I understand that the default encoding of an HTTP Request is ISO 8859-1.

Am I able to use Unicode to decode an HTTP request given as a byte array?

If not, how would I decode such a request in C#?

EDIT: I'm developing a server, not a client.


The code given below should help, if you are expecting large amount of data streaming down then doing it asynchronously is the best way to go about.

string myUrl = @"";
HttpWebRequest request = (HttpWebRequest)HttpWebRequest.Create(myUrl);

//Set some reasonable limits on resources used by this request
request.MaximumAutomaticRedirections = 4;
request.MaximumResponseHeadersLength = 4;
request.Timeout = 15000;

response = (HttpWebResponse)request.GetResponse();                              

Stream receiveStream = response.GetResponseStream();
Encoding encode = System.Text.Encoding.GetEncoding("utf-8");

StreamReader readStream = new StreamReader(receiveStream, encode);

Char[] read = new Char[512];

// Reads 512 characters at a time.
int count = readStream.Read(read, 0, 512);

while (count > 0)
  // Dumps the 512 characters on a string and displays the string.
  String str = new String(read, 0, count);
  count = readStream.Read(read, 0, 512);
Sorry, that looks like code to request from a web resource and decode the response.
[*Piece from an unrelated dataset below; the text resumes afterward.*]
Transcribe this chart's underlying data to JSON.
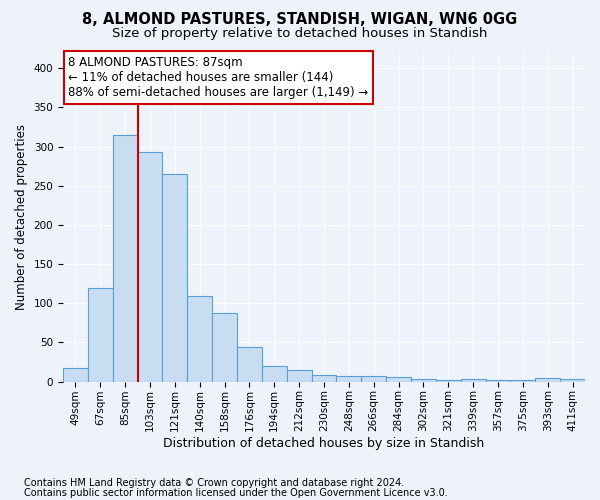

I guess I should clarify my question.You're doing something with UTF-8 there... Can I just use that to decode an HTTP request?
Charlie Somerville
+2  A: 

As you said the default encoding of an HTTP POST request is ISO-8859-1. Otherwise you have to look at the Content-Type header that might then look like Content-Type: application/x-www-form-urlencoded; charset=UTF-8.

Once you have read the posted data into a byte array you may decide to convert this buffer to a string (remember all strings in .NET are UTF-16). It is only at that moment that you need to know the encoding.

byte[] buffer = ReadFromRequestStream(...)
string data = Encoding
              .GetEncoding("DETECTED ENCODING OR ISO-8859-1")

And to answer your question:

Am I able to use Unicode to decode an HTTP request given as a byte array?

Yes, if unicode has been used to encode this byte array:

string data = Encoding.UTF8.GetString(buffer);
Darin Dimitrov
+1  A: 

You don't use a unicode encoding to decode something that is not encoded using a unicode encoding, as that would not correctly decode all characters.

Create an Encoding object for the correct encoding and use that:

Encoding iso = Encoding.GetEncoding("iso-8859-1");
string request = iso.GetString(requestArray);

Every time .NET transfers information between an external representation (e.g. a TCP socket) and the internal Unicode format (or the other way around), some form of encoding is involved.

See utf-8-vs-unicode, especially Jon Skeet's answer, with the reference to Joel's article The Absolute Minimum Every Software Developer Absolutely, Positively Must Know About Unicode and Character Sets (No Excuses!).

Joel's article was the very reason I decided to think about Encoding rather than just blindly using ASCII :p
Charlie Somerville
Remember, UTF-8 or even UTF-16 is not Unicode.